KB article vSAN Health Service - Data Health - vSAN Object Health - inaccessible objects covers several scenarios, and how to address them.

 

This KB article specifically focuses on the scenario where there is an object health alert for inaccessible objects, but no VMs are inaccessible.

 

Environment

vSAN - all versions

Cause

The flagged inaccessible objects relate to VMs that have already been deleted, but a reference to each VM has been retained.

Resolution

Click on the Virtual Objects view under Monitor --> vSAN

 

 

Note the names of the flagged VMs.

- If the type is "Folder", then this is a VM namespace folder. Follow the steps below.

- If the type is "VM swap", then follow KB article vswp objects in inaccessible state to investigate this.

 

Run this command on an SSH session on one of the ESXi hosts to capture the details about the inaccessible objects.

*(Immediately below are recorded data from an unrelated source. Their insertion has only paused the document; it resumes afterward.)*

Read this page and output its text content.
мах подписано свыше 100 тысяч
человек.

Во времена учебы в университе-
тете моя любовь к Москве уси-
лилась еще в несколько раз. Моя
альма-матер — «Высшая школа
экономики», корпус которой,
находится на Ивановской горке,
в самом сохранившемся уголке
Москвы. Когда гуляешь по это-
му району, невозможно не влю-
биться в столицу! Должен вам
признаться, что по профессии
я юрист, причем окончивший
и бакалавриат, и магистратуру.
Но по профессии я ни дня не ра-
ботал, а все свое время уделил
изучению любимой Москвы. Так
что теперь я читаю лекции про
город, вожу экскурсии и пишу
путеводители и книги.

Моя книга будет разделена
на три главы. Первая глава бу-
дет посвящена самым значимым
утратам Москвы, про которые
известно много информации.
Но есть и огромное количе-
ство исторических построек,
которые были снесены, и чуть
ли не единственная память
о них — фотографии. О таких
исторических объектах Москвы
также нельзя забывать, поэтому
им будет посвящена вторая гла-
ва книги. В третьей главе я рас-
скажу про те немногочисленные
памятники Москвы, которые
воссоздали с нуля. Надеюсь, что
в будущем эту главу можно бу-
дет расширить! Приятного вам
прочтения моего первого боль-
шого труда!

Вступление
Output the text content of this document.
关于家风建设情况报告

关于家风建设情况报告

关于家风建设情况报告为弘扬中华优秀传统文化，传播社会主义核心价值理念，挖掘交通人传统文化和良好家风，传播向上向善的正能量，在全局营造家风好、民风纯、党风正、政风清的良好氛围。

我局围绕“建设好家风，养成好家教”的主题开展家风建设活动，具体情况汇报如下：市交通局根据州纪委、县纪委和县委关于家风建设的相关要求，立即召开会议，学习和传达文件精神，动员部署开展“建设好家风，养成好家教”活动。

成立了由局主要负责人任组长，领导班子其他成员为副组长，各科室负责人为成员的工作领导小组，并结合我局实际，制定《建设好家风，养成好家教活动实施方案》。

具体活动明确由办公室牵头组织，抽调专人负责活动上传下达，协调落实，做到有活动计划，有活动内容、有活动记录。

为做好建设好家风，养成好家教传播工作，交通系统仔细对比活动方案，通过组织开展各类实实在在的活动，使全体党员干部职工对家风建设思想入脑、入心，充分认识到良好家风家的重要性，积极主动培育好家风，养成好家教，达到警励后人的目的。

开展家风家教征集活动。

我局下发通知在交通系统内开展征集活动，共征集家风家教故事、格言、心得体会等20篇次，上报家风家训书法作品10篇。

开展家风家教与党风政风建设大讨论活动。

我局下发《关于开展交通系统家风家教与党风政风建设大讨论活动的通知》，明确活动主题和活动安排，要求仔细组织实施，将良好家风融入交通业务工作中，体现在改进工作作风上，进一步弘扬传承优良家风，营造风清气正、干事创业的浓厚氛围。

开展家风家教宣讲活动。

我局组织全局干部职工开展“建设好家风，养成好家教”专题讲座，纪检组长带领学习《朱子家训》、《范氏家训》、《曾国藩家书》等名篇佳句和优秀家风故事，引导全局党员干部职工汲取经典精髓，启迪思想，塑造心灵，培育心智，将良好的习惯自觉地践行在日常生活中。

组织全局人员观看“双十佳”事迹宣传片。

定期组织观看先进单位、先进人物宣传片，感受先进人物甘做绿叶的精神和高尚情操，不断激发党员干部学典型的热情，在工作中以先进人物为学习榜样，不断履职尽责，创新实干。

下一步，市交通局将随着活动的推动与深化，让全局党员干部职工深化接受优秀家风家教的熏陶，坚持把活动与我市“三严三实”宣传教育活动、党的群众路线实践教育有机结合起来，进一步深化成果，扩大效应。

esxcli vsan debug object list --health=inaccessible > /tmp/inaccessible_objects.txt 

 

 

Open the newly created file /tmp/inaccessible_objects.txt and inspect each VM name.

 

Sample output:

 

 

Object UUID: XXXXXXXX-XXXX-XXXX-XXXX-XXXXXXXXXXXX
   Version: 13
   Health: inaccessible - Lost data availability.(APD)
   Owner: "ESXi host name"
   Size: X GB
   Used: X GB
   Policy: ... 
   Configuration: 
      
      RAID_1
         Component: XXXXXXXX-XXXX-XXXX-XXXX-XXXXXXXXXXXX
           Component State: ACTIVE,  Address Space(B): 0 (0.00GB),  Disk UUID: ########-####-####-####-############,  Disk Name: naa.################
           Votes: 1,  Capacity Used(B): 12582912 (0.01GB),  Physical Capacity Used(B): 4194304 (0.00GB),  Host Name: Host-A
         Component: XXXXXXXX-XXXX-XXXX-XXXX-XXXXXXXXXXXX
           Component State: ABSENT,  Address Space(B): 0 (0.00GB),  Disk UUID: ########-####-####-####-############,  Disk Name: naa.################
           Votes: 1,  Host Name: Host-B
         Witness: XXXXXXXX-XXXX-XXXX-XXXX-XXXXXXXXXXXX
           Component State: ABSENT,  Address Space(B): 0 (0.00GB),  Disk UUID: ########-####-####-####-############,  Disk Name: naa.################
           Votes: 1,  Host Name: Host-C

 

   Type: vmnamespace
   Path: /vmfs/volumes/vsan:XXXXXXXX-XXXX-XXXX-XXXX-XXXXXXXXXXXX/"VM name" (Missing)

 

Note the "Object UUID" for each missing VM namespace.

 

Check which ESXi host owns these objects:

cmmds-tool find -t DOM_OBJECT -f json -u <object_uuid> | head

 

Note the owner UUID.

{
"entries":
[
{
"uuid": "XXXXXXXX-XXXX-XXXX-XXXX-XXXXXXXXXXXX",
"owner": "XXXXXXXX-XXXX-XXXX-XXXX-XXXXXXXXXXXX",
"health": "Healthy",
"revision": "16",
"type": "DOM_OBJECT",
"flag": "2",

 

 

Identify which ESXi host is the owner:

cmmds-tool find -t HOSTNAME -f json -u "Owner UUID form above output" |grep content

 

 

It is likely that all of the inaccessible namespace folders from previously deleted VMs will be owned by the same ESXi host, which is holding a reference to them.

Put this ESXi host into Maintenance Mode using the "Ensure Data Accessibility" option, and then reboot it.

 

If this does not resolve the problem, please open a support case with Broadcom to investigate this further.